Me he criado con una madre que siempre que tenía que decir una mentirijilla lo disculpaba diciendo que era una ‘mentira piadosa’, aseveración no compartida en la mayoría de las veces por mi padre, pues decía que con la excusa del ‘piadosa’ y según el baremo de la conciencia de cada uno, la mentira podía ser todo menos piadosa, es decir, tan grande como la copa de un pino.
En el colegio nos hacían confesar cada semana. ¿Y qué pecados puede tener una niña inocentona de seis, siete, ocho, y pocos años más? Pues eso: he dicho ‘alguna’ mentirijilla, o he desobedecido en casa a mis padres. Pues lo de ponerse pilfa de chocolatinas y demás guarrerías no entraba en pecado.
O al menos si entraba, yo lo ignoraba por aquellos entonces, y por lo tanto no lo era. Así que como si se tratara del teorema de Pitágoras yo me tenía aprendidos mis dos grandes pecados, para soltárselos de retahíla al Sacerdote y a otra cosa mariposa.
Recuerdo un día que me confesaba con un cura que ya nos avisaban que le gritáramos pues era sordo, que muerta de vergüenza que me oyeran todas las demás, le dije que no tenía ningún pecado, y el cura me dijo que eso era imposible, y que por ‘faltar a la verdad’ tenía que rezar un rosario entero, cuando la ‘penitencia normal’ eran tres ‘Aves Marías’ y un ‘Padrenuestro’.
Yo creo que todavía conservo la cara de traviesona, pues si no no entiendo la ‘lucidez’ de dicho sacerdote….

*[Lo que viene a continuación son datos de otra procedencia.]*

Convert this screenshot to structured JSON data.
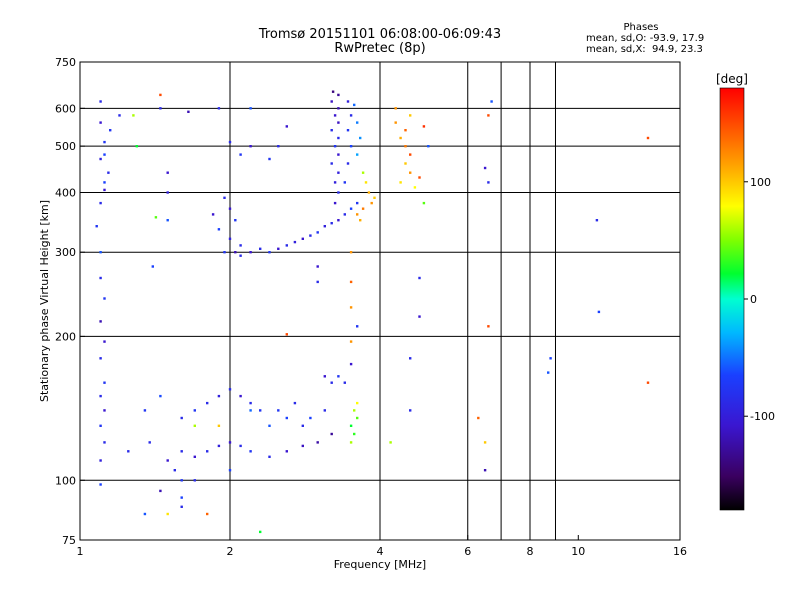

Eso me sirvió para la siguiente vez gritar tanto, que cuando terminé de confesarme, la monja me castigó con escribir cien veces ‘no volveré a gritar en misa’, pues había provocado estallidos de risa en todas las niñas de la capilla. Desde luego, lo que estaba claro es que hicieras lo que hicieras, te la cargabas. Vaya injusticia más injusticiera.
Así que ahora sólo digo pequeñísimas mentiras piadosas. Pues creo que si dijéramos todo lo que pensamos de todo y de todos, nos íbamos a quedar más solos que la una. Y también como mi madre, recibo alguna crítica de las personas más cercanas de mi familia, pero estoy segura, bueno, estoy más que segura que ellos también las dicen, pues si no podríamos tener día sí y día también ‘pequeñas discusiones domésticas morrocotudas’.
Nada odio más que cuando salgo a la calle con cara de acelga, me venga la querida amiga de turno y me diga: ¿qué mala cara tienes, estás bien? En ese momento ves una ambulancia y la haces parar como si de un taxi se tratara. Total, se lo podía haber callado: yo no podía ya en ese momento hacer más que darme pequeños pellizcos en los mofletes, para que se me pusieran un poco más sonrosaditos, cual Escarlata O’Hara en ‘Lo que el viento se llevó’.
Y cuando has logrado adelgazar dos míseros kilitos, con el esfuerzo de dos meses de privaciones en los que ya empiezan tus ojos a parecerse a los de los pescados que te han tomado a la planchita o herviditos; los brazos a un ‘plis’ de elevarse como alitas de pollo, de ese que ya también estás cansada de tomar, y la cara del color de la crema de calabacín y puerros y que te venga tu amiga, la que presume de ser la más sincera del mundo y te dice, ¿has engordado un poquito, eh?, ¡cómo se nota lo bien que vives!.
En ese momento la sinceridad de tu amiga se la pondrías por sombrero por no decir alguna cosa más fea, de esas que no te enseñaron las monjas.
Así que, si hay alguna persona que esté libre del pecado de decir alguna mentirijilla piadosa, que tire la primera piedra. Y si lo hay, que por favor me avise para evitar el pedrusco, pues puede que sea algo mentirosilla, pero tonta de remate, ¡hasta ahí podíamos llegar!